What Chime is doing is different than some banks’ practice of waiving overdraft fees. Chime’s service is automatic, not by request, there is no form to fill out and there is no government mandate. And Chime did not charge overdraft fees in the first place.
Five hundred customers took advantage of the pilot offer, though they sought only $150 to $300, Chime said. Hence the new limit of $200.
“The insight we got from our first pilot was that the vast majority of people did not want to access the full $1,200,” said Chris Britt, Chime's CEO. “In listening to our customers, through social media and direct feedback, a lot of people said they could use $100 or $200 to go to the grocery store one more time.
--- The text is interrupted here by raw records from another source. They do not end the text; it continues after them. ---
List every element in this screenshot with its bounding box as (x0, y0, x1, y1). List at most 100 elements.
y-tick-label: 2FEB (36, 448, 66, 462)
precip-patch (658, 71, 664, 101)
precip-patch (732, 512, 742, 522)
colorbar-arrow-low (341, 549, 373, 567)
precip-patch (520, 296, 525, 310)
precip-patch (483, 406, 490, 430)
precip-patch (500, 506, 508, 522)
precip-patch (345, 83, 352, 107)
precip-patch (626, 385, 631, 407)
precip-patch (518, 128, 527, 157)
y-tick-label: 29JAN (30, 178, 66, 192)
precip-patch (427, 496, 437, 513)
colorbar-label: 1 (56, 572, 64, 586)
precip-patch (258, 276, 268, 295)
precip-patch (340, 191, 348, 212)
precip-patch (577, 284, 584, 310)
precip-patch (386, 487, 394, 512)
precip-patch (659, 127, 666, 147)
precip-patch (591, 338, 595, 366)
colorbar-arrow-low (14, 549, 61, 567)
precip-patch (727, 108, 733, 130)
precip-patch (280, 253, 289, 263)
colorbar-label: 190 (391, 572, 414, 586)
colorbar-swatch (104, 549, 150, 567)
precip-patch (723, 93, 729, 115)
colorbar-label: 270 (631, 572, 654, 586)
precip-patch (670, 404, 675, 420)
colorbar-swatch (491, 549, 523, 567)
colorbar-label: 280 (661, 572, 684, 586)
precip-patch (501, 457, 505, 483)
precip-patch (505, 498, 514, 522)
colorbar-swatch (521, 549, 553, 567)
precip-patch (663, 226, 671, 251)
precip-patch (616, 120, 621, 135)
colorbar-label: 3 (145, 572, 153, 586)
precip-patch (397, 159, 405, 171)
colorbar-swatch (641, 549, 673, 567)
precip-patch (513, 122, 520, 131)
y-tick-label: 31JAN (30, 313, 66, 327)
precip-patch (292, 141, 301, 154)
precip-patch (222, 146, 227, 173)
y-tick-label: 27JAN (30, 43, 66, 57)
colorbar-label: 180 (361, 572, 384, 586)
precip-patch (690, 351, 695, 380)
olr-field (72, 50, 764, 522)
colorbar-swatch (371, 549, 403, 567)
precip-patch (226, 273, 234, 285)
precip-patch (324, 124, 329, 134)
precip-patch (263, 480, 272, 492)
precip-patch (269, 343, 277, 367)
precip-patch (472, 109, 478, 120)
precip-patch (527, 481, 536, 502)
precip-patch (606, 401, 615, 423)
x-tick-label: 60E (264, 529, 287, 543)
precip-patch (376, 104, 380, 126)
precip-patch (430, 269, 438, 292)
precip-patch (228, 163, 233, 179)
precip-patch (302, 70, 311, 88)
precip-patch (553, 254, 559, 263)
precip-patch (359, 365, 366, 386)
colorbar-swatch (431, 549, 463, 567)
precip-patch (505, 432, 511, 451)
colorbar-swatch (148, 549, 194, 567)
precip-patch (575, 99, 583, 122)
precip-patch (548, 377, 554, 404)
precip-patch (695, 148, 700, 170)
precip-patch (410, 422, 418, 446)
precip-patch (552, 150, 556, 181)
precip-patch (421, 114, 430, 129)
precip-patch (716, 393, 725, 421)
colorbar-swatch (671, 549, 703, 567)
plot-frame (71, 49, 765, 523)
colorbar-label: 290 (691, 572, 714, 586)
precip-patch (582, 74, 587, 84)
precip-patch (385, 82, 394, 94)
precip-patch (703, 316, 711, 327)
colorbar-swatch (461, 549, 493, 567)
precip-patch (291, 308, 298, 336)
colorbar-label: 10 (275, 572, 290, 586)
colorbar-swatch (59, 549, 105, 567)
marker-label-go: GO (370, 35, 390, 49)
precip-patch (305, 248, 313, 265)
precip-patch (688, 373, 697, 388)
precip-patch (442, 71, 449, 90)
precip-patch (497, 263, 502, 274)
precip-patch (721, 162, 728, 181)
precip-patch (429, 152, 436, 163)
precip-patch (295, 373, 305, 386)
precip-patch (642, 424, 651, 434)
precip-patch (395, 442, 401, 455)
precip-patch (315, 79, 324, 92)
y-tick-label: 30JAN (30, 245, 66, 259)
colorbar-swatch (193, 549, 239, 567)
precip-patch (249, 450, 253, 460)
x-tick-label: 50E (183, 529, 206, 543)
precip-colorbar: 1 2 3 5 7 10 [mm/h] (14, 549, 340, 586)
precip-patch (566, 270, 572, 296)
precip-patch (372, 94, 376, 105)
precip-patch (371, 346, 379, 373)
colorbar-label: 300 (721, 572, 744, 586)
We wondered if we could just reduce the dollar amount, since it appears people aren't accessing it anyway, and offer it to more people.”
The service is an expansion of Chime’s existing SpotMe feature, which lets customers make purchases even if their account has a zero balance, within limits. The service is only offered to customers who have their paycheck directly deposited into their Chime account. So Chime pays itself back when the next paycheck comes in. For the stimulus fund advances, customers must have had their latest tax refund deposited in their Chime account.
Chime is still taking a risk here. The company does not know for sure which customers are eligible for the government’s stimulus checks. Some might make too much income and not qualify. Others might have the funds garnished due to child support payments. It is possible customers could close their accounts after using the money.
Chime chooses not to have recourse on the money it advances through its SpotMe program.
“It's not considered a loan because there's no fee and no interest rate associated with it,” Britt said. “We're basically giving people these small dollars as part of our investment in the relationship.”